Citing Low Pay, Staffers at Goldsmiths, the Courtauld, and 60 Other Art Schools in the UK Are Staging a Massive Strike

Faculty are fighting against changes in pensions, and issues of pay, equality, and workload.

Image Courtesy UCL UCU comms.

Faculty at some of the most globally-renowned art schools in the United Kingdom—including Goldsmiths College, the Courtauld Institute of Art, University of the Arts London, Slade School of Fine Art, and Glasgow School of Art—are participating in a collective strike this week. The walk-outs, which began Monday and are planned to continue through December 4, are being overseen by the University and College Union (UCU) as part of a broader effort taken up by 60 universities across the country.

The eight-day strikes were spurred by disputes over changes to pensions, and issues of pay, equality, casualization, and workloads. For example, an October 2019 study by the University and Colleges Employer Association found that pay for higher education staff has dropped by a minimum of 17% since 2009.

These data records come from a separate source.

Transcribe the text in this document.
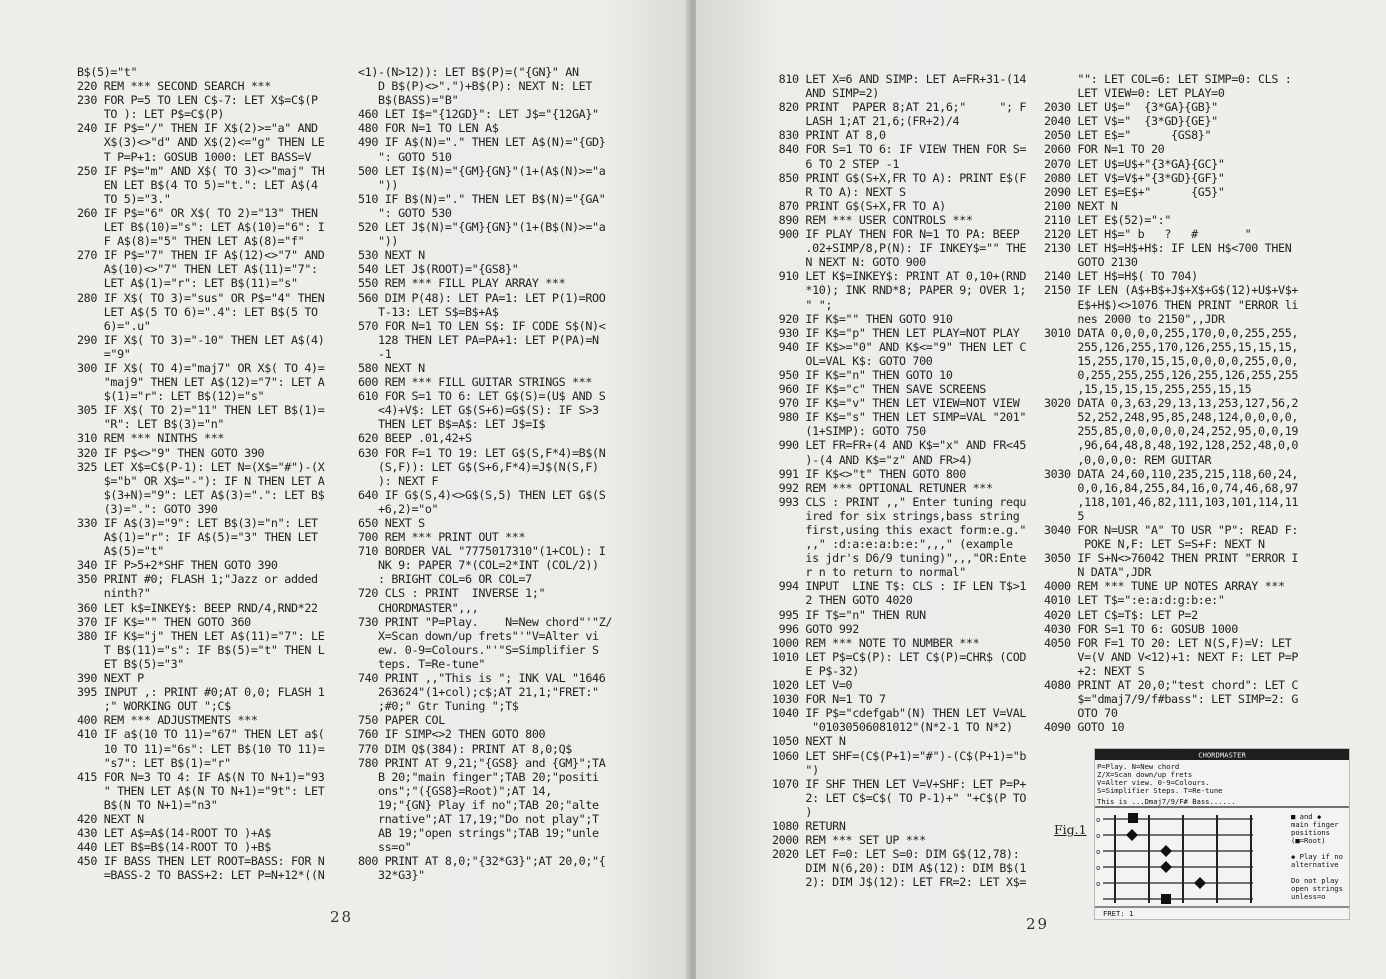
B$(5)="t"
220 REM *** SECOND SEARCH ***
230 FOR P=5 TO LEN C$-7: LET X$=C$(P
TO ): LET P$=C$(P)
240 IF P$="/" THEN IF X$(2)>="a" AND
X$(3)<>"d" AND X$(2)<="g" THEN LE
T P=P+1: GOSUB 1000: LET BASS=V
250 IF P$="m" AND X$( TO 3)<>"maj" TH
EN LET B$(4 TO 5)="t.": LET A$(4
TO 5)="3."
260 IF P$="6" OR X$( TO 2)="13" THEN
LET B$(10)="s": LET A$(10)="6": I
F A$(8)="5" THEN LET A$(8)="f"
270 IF P$="7" THEN IF A$(12)<>"7" AND
A$(10)<>"7" THEN LET A$(11)="7":
LET A$(1)="r": LET B$(11)="s"
280 IF X$( TO 3)="sus" OR P$="4" THEN
LET A$(5 TO 6)=".4": LET B$(5 TO
6)=".u"
290 IF X$( TO 3)="-10" THEN LET A$(4)
="9"
300 IF X$( TO 4)="maj7" OR X$( TO 4)=
"maj9" THEN LET A$(12)="7": LET A
$(1)="r": LET B$(12)="s"
305 IF X$( TO 2)="11" THEN LET B$(1)=
"R": LET B$(3)="n"
310 REM *** NINTHS ***
320 IF P$<>"9" THEN GOTO 390
325 LET X$=C$(P-1): LET N=(X$="#")-(X
$="b" OR X$="-"): IF N THEN LET A
$(3+N)="9": LET A$(3)=".": LET B$
(3)=".": GOTO 390
330 IF A$(3)="9": LET B$(3)="n": LET
A$(1)="r": IF A$(5)="3" THEN LET
A$(5)="t"
340 IF P>5+2*SHF THEN GOTO 390
350 PRINT #0; FLASH 1;"Jazz or added
ninth?"
360 LET k$=INKEY$: BEEP RND/4,RND*22
370 IF K$="" THEN GOTO 360
380 IF K$="j" THEN LET A$(11)="7": LE
T B$(11)="s": IF B$(5)="t" THEN L
ET B$(5)="3"
390 NEXT P
395 INPUT ,: PRINT #0;AT 0,0; FLASH 1
;" WORKING OUT ";C$
400 REM *** ADJUSTMENTS ***
410 IF a$(10 TO 11)="67" THEN LET a$(
10 TO 11)="6s": LET B$(10 TO 11)=
"s7": LET B$(1)="r"
415 FOR N=3 TO 4: IF A$(N TO N+1)="93
" THEN LET A$(N TO N+1)="9t": LET
B$(N TO N+1)="n3"
420 NEXT N
430 LET A$=A$(14-ROOT TO )+A$
440 LET B$=B$(14-ROOT TO )+B$
450 IF BASS THEN LET ROOT=BASS: FOR N
=BASS-2 TO BASS+2: LET P=N+12*((N
<1)-(N>12)): LET B$(P)=("{GN}" AN
D B$(P)<>".")+B$(P): NEXT N: LET
B$(BASS)="B"
460 LET I$="{12GD}": LET J$="{12GA}"
480 FOR N=1 TO LEN A$
490 IF A$(N)="." THEN LET A$(N)="{GD}
": GOTO 510
500 LET I$(N)="{GM}{GN}"(1+(A$(N)>="a
"))
510 IF B$(N)="." THEN LET B$(N)="{GA"
": GOTO 530
520 LET J$(N)="{GM}{GN}"(1+(B$(N)>="a
"))
530 NEXT N
540 LET J$(ROOT)="{GS8}"
550 REM *** FILL PLAY ARRAY ***
560 DIM P(48): LET PA=1: LET P(1)=ROO
T-13: LET S$=B$+A$
570 FOR N=1 TO LEN S$: IF CODE S$(N)<
128 THEN LET PA=PA+1: LET P(PA)=N
-1
580 NEXT N
600 REM *** FILL GUITAR STRINGS ***
610 FOR S=1 TO 6: LET G$(S)=(U$ AND S
<4)+V$: LET G$(S+6)=G$(S): IF S>3
THEN LET B$=A$: LET J$=I$
620 BEEP .01,42+S
630 FOR F=1 TO 19: LET G$(S,F*4)=B$(N
(S,F)): LET G$(S+6,F*4)=J$(N(S,F)
): NEXT F
640 IF G$(S,4)<>G$(S,5) THEN LET G$(S
+6,2)="o"
650 NEXT S
700 REM *** PRINT OUT ***
710 BORDER VAL "7775017310"(1+COL): I
NK 9: PAPER 7*(COL=2*INT (COL/2))
: BRIGHT COL=6 OR COL=7
720 CLS : PRINT  INVERSE 1;"
CHORDMASTER",,,
730 PRINT "P=Play.    N=New chord"'"Z/
X=Scan down/up frets"'"V=Alter vi
ew. 0-9=Colours."'"S=Simplifier S
teps. T=Re-tune"
740 PRINT ,,"This is "; INK VAL "1646
263624"(1+col);c$;AT 21,1;"FRET:"
;#0;" Gtr Tuning ";T$
750 PAPER COL
760 IF SIMP<>2 THEN GOTO 800
770 DIM Q$(384): PRINT AT 8,0;Q$
780 PRINT AT 9,21;"{GS8} and {GM}";TA
B 20;"main finger";TAB 20;"positi
ons";"({GS8}=Root)";AT 14,
19;"{GN} Play if no";TAB 20;"alte
rnative";AT 17,19;"Do not play";T
AB 19;"open strings";TAB 19;"unle
ss=o"
800 PRINT AT 8,0;"{32*G3}";AT 20,0;"{
32*G3}"
28
810 LET X=6 AND SIMP: LET A=FR+31-(14
AND SIMP=2)
820 PRINT  PAPER 8;AT 21,6;"     "; F
LASH 1;AT 21,6;(FR+2)/4
830 PRINT AT 8,0
840 FOR S=1 TO 6: IF VIEW THEN FOR S=
6 TO 2 STEP -1
850 PRINT G$(S+X,FR TO A): PRINT E$(F
R TO A): NEXT S
870 PRINT G$(S+X,FR TO A)
890 REM *** USER CONTROLS ***
900 IF PLAY THEN FOR N=1 TO PA: BEEP
.02+SIMP/8,P(N): IF INKEY$="" THE
N NEXT N: GOTO 900
910 LET K$=INKEY$: PRINT AT 0,10+(RND
*10); INK RND*8; PAPER 9; OVER 1;
" ";
920 IF K$="" THEN GOTO 910
930 IF K$="p" THEN LET PLAY=NOT PLAY
940 IF K$>="0" AND K$<="9" THEN LET C
OL=VAL K$: GOTO 700
950 IF K$="n" THEN GOTO 10
960 IF K$="c" THEN SAVE SCREENS
970 IF K$="v" THEN LET VIEW=NOT VIEW
980 IF K$="s" THEN LET SIMP=VAL "201"
(1+SIMP): GOTO 750
990 LET FR=FR+(4 AND K$="x" AND FR<45
)-(4 AND K$="z" AND FR>4)
991 IF K$<>"t" THEN GOTO 800
992 REM *** OPTIONAL RETUNER ***
993 CLS : PRINT ,," Enter tuning requ
ired for six strings,bass string
first,using this exact form:e.g."
,," :d:a:e:a:b:e:",,," (example
is jdr's D6/9 tuning)",,,"OR:Ente
r n to return to normal"
994 INPUT  LINE T$: CLS : IF LEN T$>1
2 THEN GOTO 4020
995 IF T$="n" THEN RUN
996 GOTO 992
1000 REM *** NOTE TO NUMBER ***
1010 LET P$=C$(P): LET C$(P)=CHR$ (COD
E P$-32)
1020 LET V=0
1030 FOR N=1 TO 7
1040 IF P$="cdefgab"(N) THEN LET V=VAL
"01030506081012"(N*2-1 TO N*2)
1050 NEXT N
1060 LET SHF=(C$(P+1)="#")-(C$(P+1)="b
")
1070 IF SHF THEN LET V=V+SHF: LET P=P+
2: LET C$=C$( TO P-1)+" "+C$(P TO
)
1080 RETURN
2000 REM *** SET UP ***
2020 LET F=0: LET S=0: DIM G$(12,78):
DIM N(6,20): DIM A$(12): DIM B$(1
2): DIM J$(12): LET FR=2: LET X$=
"": LET COL=6: LET SIMP=0: CLS :
LET VIEW=0: LET PLAY=0
2030 LET U$="  {3*GA}{GB}"
2040 LET V$="  {3*GD}{GE}"
2050 LET E$="      {GS8}"
2060 FOR N=1 TO 20
2070 LET U$=U$+"{3*GA}{GC}"
2080 LET V$=V$+"{3*GD}{GF}"
2090 LET E$=E$+"      {G5}"
2100 NEXT N
2110 LET E$(52)=":"
2120 LET H$=" b   ?   #       "
2130 LET H$=H$+H$: IF LEN H$<700 THEN
GOTO 2130
2140 LET H$=H$( TO 704)
2150 IF LEN (A$+B$+J$+X$+G$(12)+U$+V$+
E$+H$)<>1076 THEN PRINT "ERROR li
nes 2000 to 2150",,JDR
3010 DATA 0,0,0,0,255,170,0,0,255,255,
255,126,255,170,126,255,15,15,15,
15,255,170,15,15,0,0,0,0,255,0,0,
0,255,255,255,126,255,126,255,255
,15,15,15,15,255,255,15,15
3020 DATA 0,3,63,29,13,13,253,127,56,2
52,252,248,95,85,248,124,0,0,0,0,
255,85,0,0,0,0,0,24,252,95,0,0,19
,96,64,48,8,48,192,128,252,48,0,0
,0,0,0,0: REM GUITAR
3030 DATA 24,60,110,235,215,118,60,24,
0,0,16,84,255,84,16,0,74,46,68,97
,118,101,46,82,111,103,101,114,11
5
3040 FOR N=USR "A" TO USR "P": READ F:
POKE N,F: LET S=S+F: NEXT N
3050 IF S+N<>76042 THEN PRINT "ERROR I
N DATA",JDR
4000 REM *** TUNE UP NOTES ARRAY ***
4010 LET T$=":e:a:d:g:b:e:"
4020 LET C$=T$: LET P=2
4030 FOR S=1 TO 6: GOSUB 1000
4050 FOR F=1 TO 20: LET N(S,F)=V: LET
V=(V AND V<12)+1: NEXT F: LET P=P
+2: NEXT S
4080 PRINT AT 20,0;"test chord": LET C
$="dmaj7/9/f#bass": LET SIMP=2: G
OTO 70
4090 GOTO 10
Fig.1
CHORDMASTER
P=Play. N=New chord
Z/X=Scan down/up frets
V=Alter view. 0-9=Colours.
S=Simplifier Steps. T=Re-tune
This is ...Dmaj7/9/F# Bass......
o
o
o
o
o
■ and ◆
main finger
positions
(■=Root)
◆ Play if no
alternative
Do not play
open strings
unless=o
FRET: 1
29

Additionally, throughout this period, union members will begin what the UCU calls “action short of a strike,” meaning that they will work strictly to contract; refrain from covering for absent colleagues; and refuse to reschedule lectures missed during the strikes. 

While all 60 universities are united in action on the shared issues, each school inevitably comes with its own individual concerns. Speaking with Artnet News, Sean Wallis, the representative for the Slade School of Fine Art at University College London, expressed the staff’s problem with insecure contract arrangements. He cited contracts offered through agencies, which allows the university to deem various faculty members as being self-employed. “The effect of this is to create a kind of isolation as well as uncertainty,” he said.

Strikers outside of UCL/The Slide School of Fine Art. Image Courtesy UCL UCU comms.

Wallis also elaborated on the energy of the strikers on the ground, describing their mood as “determined,” and estimating that there are more participants out on the picket lines than in previous strikes, including that of 2018. “The strike can be resolved because many of these issues are fixable: even without a significant injection of cash one can offer proper contracts of employment,” he concluded.

Academic faculty at the Courtauld are voicing distress over the school’s current renovation project, dubbed “Courtauld Connects,” the first phase of which comes with a £50 million ($64,432,750) price tag. The institution declined to comment to Artnet News, but has released a general statement, insisting upon Courtauld Connect’s role as “an important investment in our future.” Yet striking staffers are pushing back, telling The Art Newspaper that “the current inequalities in pay, especially for teachers on precarious contracts, are particularly difficult to endure” in light of the pricey refurbishment. 

UCU university branch representatives at Goldsmiths and the Courtauld were not immediately available for comment due to active participation on the picket lines, but automated email responses voiced strong support for the strikes. In addition to noting that she is “striking in solidarity” for “fairer pensions, pay, and conditions,” the Courtauld’s Joanna Woodall included a link to the Twitter account of philosophy scholar Amia Srinivasan, who is detailing the strikes.

Perhaps more bluntly, the automatic message reply of Marian Carty of Goldsmiths College includes no overt reference to the strikes, but simply quotes Albert Camus: “The dignity of man is not in triumph but in revolt.”